そんでもって、”馬車に乗って旅”してるって……どっかで聞いた――いや、何時かやってた、某老舗大作RPGの中に居るみたいな気分だぜ」


 ――と、コータは苦笑を込めて、共に旅をする皆の事をそう評する。


(これこれ……"Ⅲ"と"Ⅳ"が混じっておるぞ。


 馬車で旅する”Ⅳ”とは、職業の括りが違うし、まほうつかいは若い娘ではなく、ジジイのはずじゃ)


(……人の頭ん中で、一体ナニを覚えてんだよ、この魔神様は)


 サラキオスが打ったツッコミに、コータは呆れ気味にそう応じた。


(……そう評する、お前の職業とはなんじゃ?、もちろん――『あーるぴーじー』的なヤツでじゃぞ?)


 サラキオスはからかう様に、コータに職業を尋ねる。


(俺?、俺は……『あそびにん』じゃねぇの?


 何せ、働けねぇのを良い事に、グダグダとアニメ観たりして、実に怠惰な生活をしてたワケだしね)

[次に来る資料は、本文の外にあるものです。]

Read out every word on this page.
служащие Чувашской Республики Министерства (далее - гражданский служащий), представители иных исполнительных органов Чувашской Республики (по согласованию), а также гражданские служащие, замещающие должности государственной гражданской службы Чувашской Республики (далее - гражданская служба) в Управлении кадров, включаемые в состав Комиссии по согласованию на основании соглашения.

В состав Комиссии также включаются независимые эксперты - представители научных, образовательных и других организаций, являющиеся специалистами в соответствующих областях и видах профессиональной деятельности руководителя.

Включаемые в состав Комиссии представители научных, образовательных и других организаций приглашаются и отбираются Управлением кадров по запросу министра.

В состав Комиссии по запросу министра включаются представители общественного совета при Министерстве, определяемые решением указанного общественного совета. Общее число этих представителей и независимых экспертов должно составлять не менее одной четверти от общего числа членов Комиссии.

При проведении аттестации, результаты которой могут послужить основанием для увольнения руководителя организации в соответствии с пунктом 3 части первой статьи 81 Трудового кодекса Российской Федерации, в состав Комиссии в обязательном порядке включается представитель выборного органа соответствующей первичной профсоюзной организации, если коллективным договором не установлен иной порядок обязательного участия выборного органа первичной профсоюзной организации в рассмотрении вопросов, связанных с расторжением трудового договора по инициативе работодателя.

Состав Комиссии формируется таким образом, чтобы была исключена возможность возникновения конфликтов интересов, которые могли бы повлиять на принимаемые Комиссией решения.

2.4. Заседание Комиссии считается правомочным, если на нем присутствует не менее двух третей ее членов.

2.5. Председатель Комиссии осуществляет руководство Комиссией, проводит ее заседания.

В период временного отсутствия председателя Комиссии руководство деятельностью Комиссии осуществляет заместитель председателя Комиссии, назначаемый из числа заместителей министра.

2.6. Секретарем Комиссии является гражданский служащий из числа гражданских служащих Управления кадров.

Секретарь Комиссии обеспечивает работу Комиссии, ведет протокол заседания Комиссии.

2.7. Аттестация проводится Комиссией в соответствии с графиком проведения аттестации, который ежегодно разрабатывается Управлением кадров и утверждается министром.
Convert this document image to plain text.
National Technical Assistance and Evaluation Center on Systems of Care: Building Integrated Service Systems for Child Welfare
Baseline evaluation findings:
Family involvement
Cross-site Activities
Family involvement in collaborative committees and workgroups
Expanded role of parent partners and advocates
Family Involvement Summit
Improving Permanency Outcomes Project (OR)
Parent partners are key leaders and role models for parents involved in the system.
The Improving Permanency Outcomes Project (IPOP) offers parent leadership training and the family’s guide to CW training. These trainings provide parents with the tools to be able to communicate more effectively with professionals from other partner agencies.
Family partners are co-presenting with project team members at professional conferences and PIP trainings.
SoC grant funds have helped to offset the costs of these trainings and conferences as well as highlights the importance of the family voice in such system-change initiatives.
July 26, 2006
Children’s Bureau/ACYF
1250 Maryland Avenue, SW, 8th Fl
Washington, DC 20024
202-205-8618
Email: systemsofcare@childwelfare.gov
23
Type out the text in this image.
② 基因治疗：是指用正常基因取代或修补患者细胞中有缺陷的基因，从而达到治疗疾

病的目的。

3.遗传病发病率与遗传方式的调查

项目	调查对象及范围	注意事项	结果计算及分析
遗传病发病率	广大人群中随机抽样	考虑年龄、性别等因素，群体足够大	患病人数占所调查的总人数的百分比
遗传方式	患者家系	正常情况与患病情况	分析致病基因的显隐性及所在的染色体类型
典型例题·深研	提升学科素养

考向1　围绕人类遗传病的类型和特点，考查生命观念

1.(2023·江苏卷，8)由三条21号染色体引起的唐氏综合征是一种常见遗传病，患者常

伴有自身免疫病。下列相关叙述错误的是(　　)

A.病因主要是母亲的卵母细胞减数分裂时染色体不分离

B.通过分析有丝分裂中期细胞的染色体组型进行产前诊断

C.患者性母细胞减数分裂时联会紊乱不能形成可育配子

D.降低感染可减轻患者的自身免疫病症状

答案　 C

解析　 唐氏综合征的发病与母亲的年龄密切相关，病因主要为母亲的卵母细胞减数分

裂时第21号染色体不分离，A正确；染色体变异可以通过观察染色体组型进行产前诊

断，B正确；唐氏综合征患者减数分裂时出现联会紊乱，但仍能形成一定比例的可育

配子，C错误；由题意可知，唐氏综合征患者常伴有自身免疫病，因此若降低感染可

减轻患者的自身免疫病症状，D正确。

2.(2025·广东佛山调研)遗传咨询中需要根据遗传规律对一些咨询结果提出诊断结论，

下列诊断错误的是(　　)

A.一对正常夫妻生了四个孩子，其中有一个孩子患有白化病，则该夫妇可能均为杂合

 コータが、そうやって卑屈に述べると、サラキオスは含み笑いが覗ける声音で……


(ほほぉ……悟りを教わらなくとも『けんじゃ』と成れる、『あそびにん』を選ぶとは大きく出たな)


 ――と、例のしたり顔を思わせる言い草で言った。


(えっ⁈、そっ、そんな意味で言ったんじゃ……)


 コータは、サラキオスの曲解を聞いて、恥ずかしそうに慌ててそれを否定する。


(ふふん、アレは、実に言い得て妙な設定じゃよ。


 遊ぶ度量を持てぬ者に『賢き者』を、名乗る資格は無い――と、思う故な♪)


 サラキオスは楽し気にそう言って、賛辞に近い言葉をコータに送った。